‘2048’ takes over

A new game takes over the world for students, it’s called ‘2048’, and it’s simplistically addicting

Senior+Lee+Lutz+playing+%272048%27

Senior Lee Lutz playing ‘2048’

Another game has taken over the PC and app store, and this time it has nothing to do with the frustration of tapping the screen or keys as players try to keep a bird from hitting a Mario-like pipe. It’s a game that requires no significant skill, except the knowledge of basic addition. It’s called ‘2048’, and it’s the newest craze in the mobile app world and with the Elder student body.

The game is simple, it’s based on a 4×4 table and it starts with two tiles with the number 2 on them. The player must combine the two tiles to make a 4, after every move, a 2 or a 4 pops up randomly somewhere else on the table. When the player has a 4 tile, they must combine with another 4 to make an 8, and so on with the power of twos format. The player officially wins when they add up two 1024 tiles to make a 2048, but the game allows the player to go on to build up their score. The player loses when all the tiles fill up and there are no more moves to make.

The key for the player is to keep their largest tile in one of the top or bottom corners, depending on which way they choose to start. The most popular way is to go down, and once they start down, the player should never hit the up arrow again. The best way to win is to keep his highest sum of the tiles in the bottom row, and if the player moves them up, a 2 tile will appear and it will throw the whole game off balance, and an almost inevitable loss.

There is nothing special about the game. The unique feature is that the game only uses the up-and-down-and-side-to-side arrows to maneuver the tiles on the PC while a simple swipe of a finger is used on the iPhone/iPod/Android. The game is simple, but just like the past couple months with Flappy Bird, it is extremely addicting.

Just like the other simplistic games that take over the world for a few months at a time, no one really knows why it is so addicting.

“I’m not really sure why it’s so addicting. You can either play it strategically and really think about it or just click around and still get points. Just something fun to do during class,” senior Joe Dunajcik said.

Just like all the spin offs with ‘Flappy Bird’, this game also has many ‘2048’-wannabes. A popular one here at Elder is called ‘Poke2048’, a game set up just like the original ‘2048’, but instead of numbered tiles, they feature Pokémon characters from the popular children’s playing card game and TV show Pokémon. Some students like ‘Poke2048’ more than the original.

“Personally, I have more fun with Poke2048, but that’s just me,” senior Josh Eninger said.

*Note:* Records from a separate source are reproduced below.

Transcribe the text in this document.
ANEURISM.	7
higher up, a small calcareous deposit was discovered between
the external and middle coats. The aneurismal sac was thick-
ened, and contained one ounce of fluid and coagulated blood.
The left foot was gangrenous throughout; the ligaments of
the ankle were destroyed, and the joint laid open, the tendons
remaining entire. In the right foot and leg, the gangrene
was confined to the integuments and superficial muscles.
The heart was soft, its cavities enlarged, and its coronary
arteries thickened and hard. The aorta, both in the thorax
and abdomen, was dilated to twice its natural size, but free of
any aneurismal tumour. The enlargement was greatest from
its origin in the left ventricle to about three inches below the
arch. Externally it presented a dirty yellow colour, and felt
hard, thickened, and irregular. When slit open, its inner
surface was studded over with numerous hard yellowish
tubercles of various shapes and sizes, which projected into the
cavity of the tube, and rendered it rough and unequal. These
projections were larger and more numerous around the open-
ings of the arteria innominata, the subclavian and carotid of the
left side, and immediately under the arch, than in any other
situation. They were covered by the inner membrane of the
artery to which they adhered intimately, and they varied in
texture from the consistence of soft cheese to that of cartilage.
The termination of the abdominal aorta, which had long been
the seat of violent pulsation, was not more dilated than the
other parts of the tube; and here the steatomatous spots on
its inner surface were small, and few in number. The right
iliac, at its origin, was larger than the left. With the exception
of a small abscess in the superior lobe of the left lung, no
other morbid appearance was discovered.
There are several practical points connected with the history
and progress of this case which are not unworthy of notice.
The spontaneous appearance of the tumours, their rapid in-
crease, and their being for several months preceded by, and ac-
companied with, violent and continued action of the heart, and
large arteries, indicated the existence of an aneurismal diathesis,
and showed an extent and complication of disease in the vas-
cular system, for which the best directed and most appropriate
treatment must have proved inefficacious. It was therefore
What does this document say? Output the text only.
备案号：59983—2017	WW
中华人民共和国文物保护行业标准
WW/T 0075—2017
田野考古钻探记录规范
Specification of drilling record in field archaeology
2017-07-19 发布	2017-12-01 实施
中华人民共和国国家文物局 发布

Other spinoffs have other formats like 8×8 tables and have other names but the game is the same.

It’s actually a mystery why ‘2048’ is topping the app store charts because ‘2048’ in itself is actually a mix of the games ‘Threes’ and ‘1024’. That’s just the way it goes in the internet/app store, one game can take over while there are many others that are almost identical.

Here at Elder, the tech team in Room 303 try their hardest to keep the websites blocked and the students paying attention in class, but with the Google Chrome add-ons and the literally hundreds of sites that pop up when a simple ‘2048’ Google search is typed in, they don’t have a fighting chance. So as the school year comes to an end and math teachers try to teach exponential functions, the students will stay with their simple power of twos.